[Cython] Reason for __Pyx_PyObject_Call2Args, __Pyx_PyObject_Call3Args

Stefan Behnel stefan_ml at behnel.de
Thu Jun 13 17:23:04 EDT 2019


Jeroen Demeyer schrieb am 13.06.19 um 15:14:
> Is there any particular reason why Cython has specific code like
> __Pyx_PyObject_Call2Args, __Pyx_PyObject_Call3Args, ...
> 
> And then there is even more complicated Python code in PyMethodCallNode
> generating something like __Pyx_PyObject_Call2Args for an arbitrary number
> of arguments.
> 
> This could be simplified a lot by just writing code once to deal with n
> arguments and then letting the C compiler do the clever stuff: if you write
> a loop where the number of iterations is a small compile-time constant, the
> compiler should unroll it.
> 
> I checked that GCC-6.4.0 is able to do this and the much simpler code with
> a for loop is as efficient as the current code.

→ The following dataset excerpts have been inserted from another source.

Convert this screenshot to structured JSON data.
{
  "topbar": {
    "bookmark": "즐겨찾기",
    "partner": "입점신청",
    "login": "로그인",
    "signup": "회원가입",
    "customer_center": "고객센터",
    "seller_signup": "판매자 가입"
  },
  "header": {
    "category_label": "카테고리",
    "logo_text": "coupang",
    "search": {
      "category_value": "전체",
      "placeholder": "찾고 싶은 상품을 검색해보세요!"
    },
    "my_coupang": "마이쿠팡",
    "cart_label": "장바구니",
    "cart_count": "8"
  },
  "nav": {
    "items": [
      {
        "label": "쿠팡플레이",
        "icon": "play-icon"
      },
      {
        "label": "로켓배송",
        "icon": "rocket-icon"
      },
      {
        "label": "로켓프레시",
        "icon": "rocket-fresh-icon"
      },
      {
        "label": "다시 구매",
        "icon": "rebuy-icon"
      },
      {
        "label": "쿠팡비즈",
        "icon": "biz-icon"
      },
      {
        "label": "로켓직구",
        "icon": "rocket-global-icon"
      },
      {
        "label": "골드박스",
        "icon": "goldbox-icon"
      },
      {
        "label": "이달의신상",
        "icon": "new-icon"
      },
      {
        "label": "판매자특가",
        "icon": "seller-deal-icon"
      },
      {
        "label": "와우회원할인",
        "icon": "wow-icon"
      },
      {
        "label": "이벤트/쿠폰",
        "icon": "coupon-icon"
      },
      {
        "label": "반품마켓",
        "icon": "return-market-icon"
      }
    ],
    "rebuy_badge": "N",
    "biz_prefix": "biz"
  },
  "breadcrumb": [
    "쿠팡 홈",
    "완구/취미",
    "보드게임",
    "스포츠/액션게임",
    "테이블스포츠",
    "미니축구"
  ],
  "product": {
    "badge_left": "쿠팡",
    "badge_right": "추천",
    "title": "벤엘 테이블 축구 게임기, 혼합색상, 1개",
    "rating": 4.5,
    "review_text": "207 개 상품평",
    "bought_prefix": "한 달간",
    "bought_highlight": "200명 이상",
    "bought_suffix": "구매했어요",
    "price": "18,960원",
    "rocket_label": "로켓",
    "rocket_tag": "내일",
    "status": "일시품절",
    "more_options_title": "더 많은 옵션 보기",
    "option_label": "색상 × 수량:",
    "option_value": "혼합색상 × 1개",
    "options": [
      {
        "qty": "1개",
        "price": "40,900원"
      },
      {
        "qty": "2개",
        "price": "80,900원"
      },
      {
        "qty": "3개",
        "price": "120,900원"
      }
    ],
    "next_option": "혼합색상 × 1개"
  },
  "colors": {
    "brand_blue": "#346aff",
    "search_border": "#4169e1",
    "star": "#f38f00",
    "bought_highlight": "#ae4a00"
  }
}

But maybe there are other
> compilers that don't do this (or there used to be such compilers when that
> code was written)?
> 
> I stumbled on this while working on
> https://github.com/cython/cython/issues/2996

It was originally written that way because there were slight differences,
and only 0/1 args were special cased initially. The method optimisation
then showed that it's worth special casing the self argument, which gave
rise to the other helpers.

I've seen your PR, which cleans this up very nicely. Thanks!